July 10 marked a dismal milestone.
It was three months ago that District of North Vancouver slapped a stop work order to halt the North Shore Wastewater Treatment Plant project. Site preparation work had unofficially stopped several weeks earlier.
Subcontractor Tetra Tech sued prime contractor Acciona for $20 million the week before the stop work order. There is no restart date in sight for the $778 million project to build a new secondary treatment plant.
According to a report to Metro Vancouver mayors and councillors, the project is only 4% complete and $34.45 million has been spent to date. The deadline to replace the 1961-built, Lions Gate primary sewage plant and meet the new secondary treatment standard is Dec. 31, 2020, less than 18 months away.
North Vancouver Liberal MP and Fisheries and Oceans Minister Jonathan Wilkinson said at a salmon habitat enhancement news conference near the Seymour River on July 10 that talks are underway to expand the scope of the project, which would lead to higher costs.
“[Metro Vancouver] have not come back to the federal government and asked for more because of the delay with the contractor,” Wilkinson said. “For a tertiary plant there may be a little bit more capital required and that is a conversation we’re having.”
A construction industry source, who declined to be named in print for fear of retribution, told theBreaker.news that the delay, lawsuit and a scope increase would put the project cost well over $1 billion.
As theBreaker.news exclusively reported on April 25, engineering firm Tetra Tech claims in the B.C. Supreme Court lawsuit that it was wrongfully fired Feb. 22 after Acciona breached its contract by failing to provide, “in a timely way, fully and accurately all information as might reasonably be required for Tetra Tech’s performance of all the services, including decisions and directions passed down to Acciona from [Metro Vancouver] and Acciona Wastewater.”

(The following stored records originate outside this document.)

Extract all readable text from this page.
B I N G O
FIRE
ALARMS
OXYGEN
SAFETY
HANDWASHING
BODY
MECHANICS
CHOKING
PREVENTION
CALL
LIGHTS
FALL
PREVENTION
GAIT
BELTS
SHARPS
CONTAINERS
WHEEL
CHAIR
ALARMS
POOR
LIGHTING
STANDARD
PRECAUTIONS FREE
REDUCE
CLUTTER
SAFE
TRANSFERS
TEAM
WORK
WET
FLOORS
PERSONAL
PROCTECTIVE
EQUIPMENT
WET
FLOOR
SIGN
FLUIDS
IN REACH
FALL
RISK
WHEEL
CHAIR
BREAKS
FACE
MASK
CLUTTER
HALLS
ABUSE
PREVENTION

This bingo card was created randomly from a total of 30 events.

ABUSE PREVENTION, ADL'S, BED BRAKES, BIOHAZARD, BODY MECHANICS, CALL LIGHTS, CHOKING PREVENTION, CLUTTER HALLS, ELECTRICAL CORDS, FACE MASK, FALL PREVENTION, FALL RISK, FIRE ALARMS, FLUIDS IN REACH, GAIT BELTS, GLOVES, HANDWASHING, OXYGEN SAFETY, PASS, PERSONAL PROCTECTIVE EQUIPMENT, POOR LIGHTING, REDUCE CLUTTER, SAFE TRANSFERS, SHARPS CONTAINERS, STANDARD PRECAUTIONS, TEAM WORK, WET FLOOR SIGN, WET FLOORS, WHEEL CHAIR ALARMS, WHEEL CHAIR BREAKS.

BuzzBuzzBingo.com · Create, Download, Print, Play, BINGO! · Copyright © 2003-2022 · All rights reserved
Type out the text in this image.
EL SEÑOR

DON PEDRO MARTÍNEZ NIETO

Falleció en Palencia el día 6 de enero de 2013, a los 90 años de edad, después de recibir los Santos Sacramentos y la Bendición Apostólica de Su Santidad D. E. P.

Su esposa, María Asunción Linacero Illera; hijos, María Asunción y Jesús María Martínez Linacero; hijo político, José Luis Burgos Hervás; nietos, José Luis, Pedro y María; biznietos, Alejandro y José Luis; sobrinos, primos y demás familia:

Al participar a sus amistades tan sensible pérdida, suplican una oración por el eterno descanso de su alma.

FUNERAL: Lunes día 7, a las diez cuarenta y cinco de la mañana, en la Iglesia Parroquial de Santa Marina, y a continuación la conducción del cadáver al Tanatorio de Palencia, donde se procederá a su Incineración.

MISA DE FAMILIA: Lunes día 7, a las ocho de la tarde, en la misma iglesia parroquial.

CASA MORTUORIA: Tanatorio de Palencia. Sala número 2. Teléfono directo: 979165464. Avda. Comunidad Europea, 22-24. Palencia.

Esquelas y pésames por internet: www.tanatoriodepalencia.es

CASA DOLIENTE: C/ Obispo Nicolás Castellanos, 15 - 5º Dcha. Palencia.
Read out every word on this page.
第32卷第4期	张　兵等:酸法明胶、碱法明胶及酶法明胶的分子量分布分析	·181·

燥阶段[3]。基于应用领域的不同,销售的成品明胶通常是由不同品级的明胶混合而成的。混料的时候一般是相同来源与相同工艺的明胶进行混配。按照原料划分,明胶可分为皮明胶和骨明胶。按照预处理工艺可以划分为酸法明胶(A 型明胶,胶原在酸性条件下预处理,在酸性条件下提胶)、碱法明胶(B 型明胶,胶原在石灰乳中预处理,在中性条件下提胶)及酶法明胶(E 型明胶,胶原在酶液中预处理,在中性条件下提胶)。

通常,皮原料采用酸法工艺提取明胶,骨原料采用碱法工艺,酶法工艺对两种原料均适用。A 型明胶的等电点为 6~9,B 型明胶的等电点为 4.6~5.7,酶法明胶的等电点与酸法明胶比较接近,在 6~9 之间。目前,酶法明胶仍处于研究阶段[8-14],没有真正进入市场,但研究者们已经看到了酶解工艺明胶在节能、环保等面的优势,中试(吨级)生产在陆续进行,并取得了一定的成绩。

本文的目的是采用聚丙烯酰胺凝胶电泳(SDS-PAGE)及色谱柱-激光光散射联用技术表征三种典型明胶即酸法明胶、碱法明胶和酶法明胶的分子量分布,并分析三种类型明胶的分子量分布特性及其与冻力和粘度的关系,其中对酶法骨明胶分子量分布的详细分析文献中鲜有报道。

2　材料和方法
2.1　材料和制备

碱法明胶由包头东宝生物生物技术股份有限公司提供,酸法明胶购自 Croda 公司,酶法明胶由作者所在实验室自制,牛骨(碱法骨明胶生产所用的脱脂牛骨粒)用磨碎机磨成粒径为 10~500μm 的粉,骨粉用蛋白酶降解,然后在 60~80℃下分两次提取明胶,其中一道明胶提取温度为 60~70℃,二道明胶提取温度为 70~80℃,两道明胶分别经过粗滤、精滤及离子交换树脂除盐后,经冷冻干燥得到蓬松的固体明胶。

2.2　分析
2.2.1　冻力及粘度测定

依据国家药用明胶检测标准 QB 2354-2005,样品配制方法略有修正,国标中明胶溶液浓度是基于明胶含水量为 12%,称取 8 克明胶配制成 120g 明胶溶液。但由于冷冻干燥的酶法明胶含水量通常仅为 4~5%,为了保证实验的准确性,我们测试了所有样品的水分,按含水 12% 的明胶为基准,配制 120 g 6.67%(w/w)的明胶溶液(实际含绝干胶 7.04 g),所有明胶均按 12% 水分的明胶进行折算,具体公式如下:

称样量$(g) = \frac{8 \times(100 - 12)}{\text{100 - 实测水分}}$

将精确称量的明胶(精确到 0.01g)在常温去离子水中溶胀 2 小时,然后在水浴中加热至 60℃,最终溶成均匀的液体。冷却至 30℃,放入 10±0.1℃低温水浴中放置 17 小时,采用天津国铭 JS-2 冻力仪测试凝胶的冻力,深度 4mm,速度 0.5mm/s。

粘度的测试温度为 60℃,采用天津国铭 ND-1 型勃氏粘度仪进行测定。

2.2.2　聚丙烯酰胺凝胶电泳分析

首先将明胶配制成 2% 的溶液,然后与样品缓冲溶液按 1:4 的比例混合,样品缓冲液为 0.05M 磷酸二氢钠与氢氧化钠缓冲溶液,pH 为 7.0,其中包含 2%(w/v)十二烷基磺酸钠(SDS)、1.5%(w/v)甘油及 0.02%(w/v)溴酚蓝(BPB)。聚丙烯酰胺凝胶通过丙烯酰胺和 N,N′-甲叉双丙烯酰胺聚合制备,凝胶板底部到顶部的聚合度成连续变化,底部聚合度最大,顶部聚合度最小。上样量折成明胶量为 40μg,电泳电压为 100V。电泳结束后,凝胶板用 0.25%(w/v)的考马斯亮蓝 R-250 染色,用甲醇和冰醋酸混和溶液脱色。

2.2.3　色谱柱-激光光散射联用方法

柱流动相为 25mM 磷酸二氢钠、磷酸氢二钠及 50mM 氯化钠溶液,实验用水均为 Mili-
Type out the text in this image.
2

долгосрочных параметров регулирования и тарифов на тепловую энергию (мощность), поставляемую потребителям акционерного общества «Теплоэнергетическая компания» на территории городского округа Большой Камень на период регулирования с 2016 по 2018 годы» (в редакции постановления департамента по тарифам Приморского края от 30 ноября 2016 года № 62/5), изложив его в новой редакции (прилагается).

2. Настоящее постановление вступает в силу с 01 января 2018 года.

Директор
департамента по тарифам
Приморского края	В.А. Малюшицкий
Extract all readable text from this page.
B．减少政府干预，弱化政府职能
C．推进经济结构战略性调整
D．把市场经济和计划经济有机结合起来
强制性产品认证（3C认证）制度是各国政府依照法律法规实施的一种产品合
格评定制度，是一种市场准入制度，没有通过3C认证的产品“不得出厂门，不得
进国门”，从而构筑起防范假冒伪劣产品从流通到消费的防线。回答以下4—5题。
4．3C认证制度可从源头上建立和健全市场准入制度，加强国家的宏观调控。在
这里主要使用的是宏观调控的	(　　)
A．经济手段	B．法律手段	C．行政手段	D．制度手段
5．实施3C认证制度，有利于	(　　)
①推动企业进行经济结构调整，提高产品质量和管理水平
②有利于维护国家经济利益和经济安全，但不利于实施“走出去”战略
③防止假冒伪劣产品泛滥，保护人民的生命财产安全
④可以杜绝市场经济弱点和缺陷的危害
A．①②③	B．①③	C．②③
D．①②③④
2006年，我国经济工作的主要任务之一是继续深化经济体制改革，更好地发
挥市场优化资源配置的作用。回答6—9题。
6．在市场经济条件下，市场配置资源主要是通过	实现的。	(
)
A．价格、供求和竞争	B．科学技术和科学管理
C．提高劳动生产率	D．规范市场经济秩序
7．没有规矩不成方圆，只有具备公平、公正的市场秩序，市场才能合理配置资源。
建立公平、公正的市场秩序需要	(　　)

Tetra Tech also claims Acciona failed to provide viable integrated schedules, including procurement and construction schedules, and that Acciona provided late and incomplete responses to requests for information and failed.
Wilkinson called the issues between Acciona and Metro Vancouver “unfortunate from everybody’s perspective. I know that Metro is working hard to address those issues.”
“What we are doing in the interim is having lots of conversations between relevant parties, Squamish Nation is part of this, the province, and Metro and feds, about, well if we’re going to be looking at a bit of time and it may mean that the issues around the plant are such that it’s going to be hard to make the original timeline, let’s talk about moving this to a tertiary system which is going to take more of the contaminants out of it before it reaches the water,” he said. “Let’s look at this as an opportunity to do better on a piece of infrastructure to do more than the bare minimum for a piece of infrastructure that’s going to last us for 60 to 70 years.”
The 2016 federal Liberal budget included $212 million to upgrade the Lions Gate sewage plant. In March 2017, the feds announced up to $212.3 million, “representing one-third of the estimated $636.9 million in total eligible project cost.” B.C. is contributing $193 million, leaving the rest to Metro Vancouver.
In April 2017, Acciona was awarded a $542 Million fixed price contract. North Shore ratepayers are expected to see the annual household cost double from $300 in 2019 to $609 in 2023. “Capital cost impacts are still under review.”
Acciona has appealed to the Office of the Information and Privacy Commissioner in a bid to block a freedom of information request by theBreaker.news for the project’s detailed construction status, cost and schedule report.
The NDP government has shorlisted Site C-contractor Acciona for the $2.83 billion Broadway Subway SkyTrain extension and, along with scandal-plagued SNC-Lavalin, the $1.4 billion Pattullo Bridge replacement.